Scot McKnightBy Scot McKnight

Some are announcing the end of evangelicalism, like former evangelical and now anti-evangelical journalist, Christine Wicker. Others, like evangelical sociologist Bradley Wright, describe a movement that is holding its own if not actually gaining some ground. Theologian and author David Wells speaks for many when he contends the theological bottom is falling out of much of contemporary populist evangelicalism, while megachurch pastor after megachurch pastor reveals an optimism that numbers are growing. From a variety of angles, then, the future of evangelicalism is under investigation. What is the future of evangelicalism?

I am neither a prophet nor the son of a prophet. So I can probe into the future of evangelicalism only on the basis of what I know, see, hear, and sense.

Evangelicalism: What is it?

Perhaps we could begin with some definitions. If we define "evangelical" as those who faithfully sustain the Reformation's central impulses, like justification by faith and the solas, I would contend that evangelicalism will be here for a long time. There are plenty who will keep the Reformation's gospel and theology alive. If we define "evangelical" as those who are faithful to the Great Awakening(s) and revivals of America, who carry on the work of people like Jonathan Edwards, John Wesley, and D.L. Moody, along with the missionary movement that flowed from that kind of evangelicalism, I would say that movement is sputtering along but is not likely to go away anytime soon. Yet I would caution that the great drive for the act of evangelism has substantially waned on American soil; the promptings that created missionary work all over the world have fallen on dry days. Finally, if we define "evangelical" as the coalition that gathered in the 1940s, 1950s, and 1960s around such luminaries as Billy Graham, Carl Henry, John Stott and J.I. Packer -- of that evangelicalism, I would say the days are numbered.

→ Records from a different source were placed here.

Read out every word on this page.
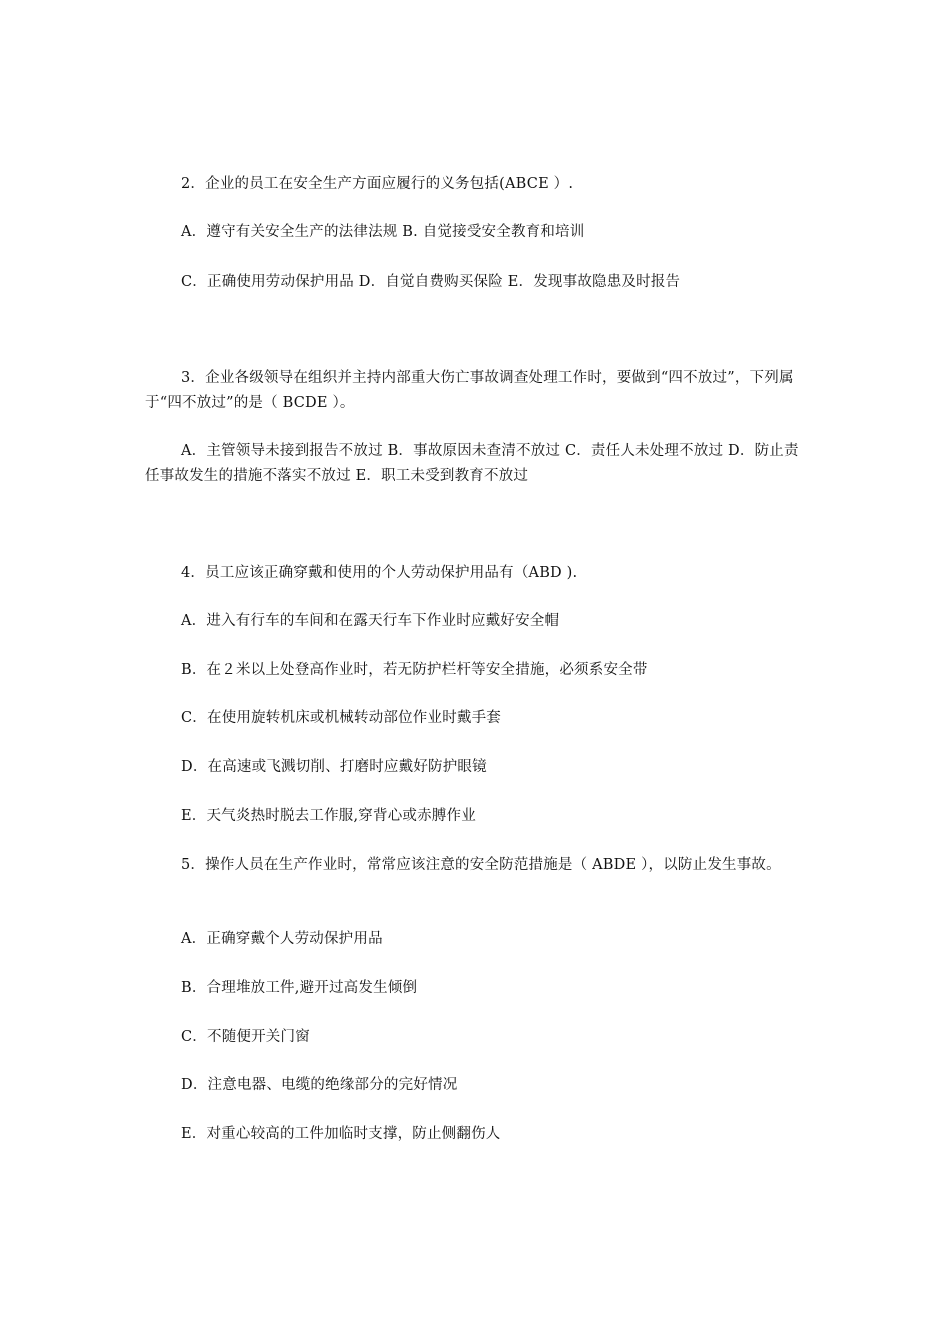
2．企业的员工在安全生产方面应履行的义务包括(ABCE ）.
A．遵守有关安全生产的法律法规 B. 自觉接受安全教育和培训
C．正确使用劳动保护用品 D．自觉自费购买保险 E．发现事故隐患及时报告
3．企业各级领导在组织并主持内部重大伤亡事故调查处理工作时，要做到“四不放过”，下列属于“四不放过”的是（ BCDE ）。
A．主管领导未接到报告不放过 B．事故原因未查清不放过 C．责任人未处理不放过 D．防止责任事故发生的措施不落实不放过 E．职工未受到教育不放过
4．员工应该正确穿戴和使用的个人劳动保护用品有（ABD ).
A．进入有行车的车间和在露天行车下作业时应戴好安全帽
B．在２米以上处登高作业时，若无防护栏杆等安全措施，必须系安全带
C．在使用旋转机床或机械转动部位作业时戴手套
D．在高速或飞溅切削、打磨时应戴好防护眼镜
E．天气炎热时脱去工作服,穿背心或赤膊作业
5．操作人员在生产作业时，常常应该注意的安全防范措施是（ ABDE ），以防止发生事故。
A．正确穿戴个人劳动保护用品
B．合理堆放工件,避开过高发生倾倒
C．不随便开关门窗
D．注意电器、电缆的绝缘部分的完好情况
E．对重心较高的工件加临时支撑，防止侧翻伤人
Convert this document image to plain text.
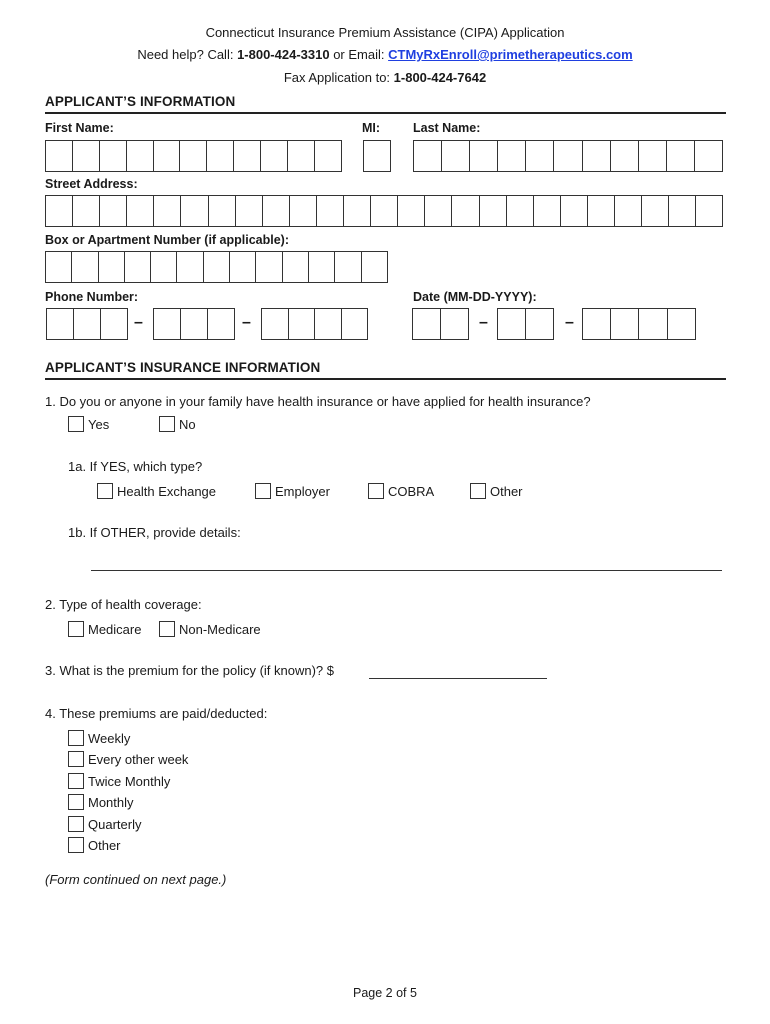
Connecticut Insurance Premium Assistance (CIPA) Application
Need help? Call: 1-800-424-3310 or Email: CTMyRxEnroll@primetherapeutics.com
Fax Application to: 1-800-424-7642
APPLICANT’S INFORMATION
First Name:	MI:	Last Name:
Street Address:
Box or Apartment Number (if applicable):
Phone Number:	Date (MM-DD-YYYY):
–	–	–	–
APPLICANT’S INSURANCE INFORMATION
1. Do you or anyone in your family have health insurance or have applied for health insurance?
Yes	No
1a. If YES, which type?
Health Exchange	Employer	COBRA	Other
1b. If OTHER, provide details:
2. Type of health coverage:
Medicare	Non-Medicare
3. What is the premium for the policy (if known)? $
4. These premiums are paid/deducted:
Weekly
Every other week
Twice Monthly
Monthly
Quarterly
Other
(Form continued on next page.)
Page 2 of 5
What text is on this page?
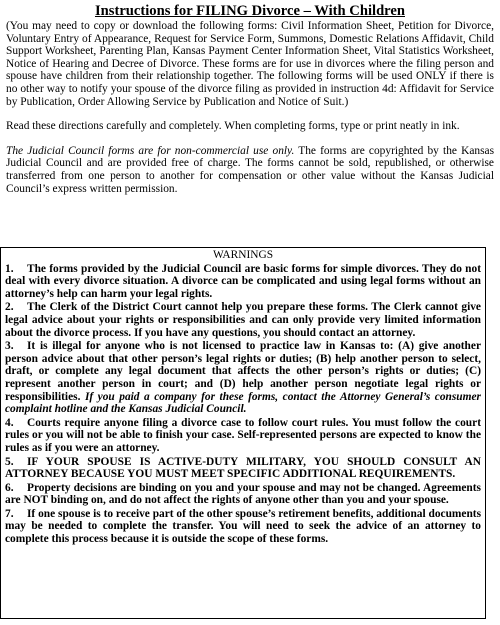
Instructions for FILING Divorce – With Children

(You may need to copy or download the following forms: Civil Information Sheet, Petition for Divorce, Voluntary Entry of Appearance, Request for Service Form, Summons, Domestic Relations Affidavit, Child Support Worksheet, Parenting Plan, Kansas Payment Center Information Sheet, Vital Statistics Worksheet, Notice of Hearing and Decree of Divorce. These forms are for use in divorces where the filing person and spouse have children from their relationship together. The following forms will be used ONLY if there is no other way to notify your spouse of the divorce filing as provided in instruction 4d: Affidavit for Service by Publication, Order Allowing Service by Publication and Notice of Suit.)

Read these directions carefully and completely. When completing forms, type or print neatly in ink.

The Judicial Council forms are for non-commercial use only. The forms are copyrighted by the Kansas Judicial Council and are provided free of charge. The forms cannot be sold, republished, or otherwise transferred from one person to another for compensation or other value without the Kansas Judicial Council’s express written permission.

WARNINGS

1. The forms provided by the Judicial Council are basic forms for simple divorces. They do not deal with every divorce situation. A divorce can be complicated and using legal forms without an attorney’s help can harm your legal rights.

2. The Clerk of the District Court cannot help you prepare these forms. The Clerk cannot give legal advice about your rights or responsibilities and can only provide very limited information about the divorce process. If you have any questions, you should contact an attorney.

3. It is illegal for anyone who is not licensed to practice law in Kansas to: (A) give another person advice about that other person’s legal rights or duties; (B) help another person to select, draft, or complete any legal document that affects the other person’s rights or duties; (C) represent another person in court; and (D) help another person negotiate legal rights or responsibilities. If you paid a company for these forms, contact the Attorney General’s consumer complaint hotline and the Kansas Judicial Council.

4. Courts require anyone filing a divorce case to follow court rules. You must follow the court rules or you will not be able to finish your case. Self-represented persons are expected to know the rules as if you were an attorney.

5. IF YOUR SPOUSE IS ACTIVE-DUTY MILITARY, YOU SHOULD CONSULT AN ATTORNEY BECAUSE YOU MUST MEET SPECIFIC ADDITIONAL REQUIREMENTS.

6. Property decisions are binding on you and your spouse and may not be changed. Agreements are NOT binding on, and do not affect the rights of anyone other than you and your spouse.

7. If one spouse is to receive part of the other spouse’s retirement benefits, additional documents may be needed to complete the transfer. You will need to seek the advice of an attorney to complete this process because it is outside the scope of these forms.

The Neo-Evangelical Coalition

More needs to be said about the nature of the evangelical coalition I see falling apart. The evangelicalism that formed in the 1940s and 1950s, more accurately called "neo-evangelicalism," was a reaction to strident forms of fundamentalism, a call to serious intellectual engagement so that evangelicalism could gain both theological and academic credibility again, and a formation of a big tent coalition to work together for evangelism and theological development. By and large, this big tent coalition combined the Calvinist and Wesleyan segments of evangelicalism, found places for Christian colleges, parachurch ministries, missionary societies, and a plethora of magazines and radio stations, and gave a privileged place to evangelical leaders like Billy Graham and Carl Henry.



This big tent evangelicalism did not spend its energies fighting over theological issues so much as it galvanized those energies for missional and theological work. One reason it did not fight theologically is because its theology, although it clearly embraced believers across a wide spectrum, was more or less grounded in a common affirmation of the centrality of the Bible, the necessity of conversion, the clarity of an atonement-shaped gospel message, and an expectation that real Christians were hard at work in local churches, in evangelism, and in community-focused activism.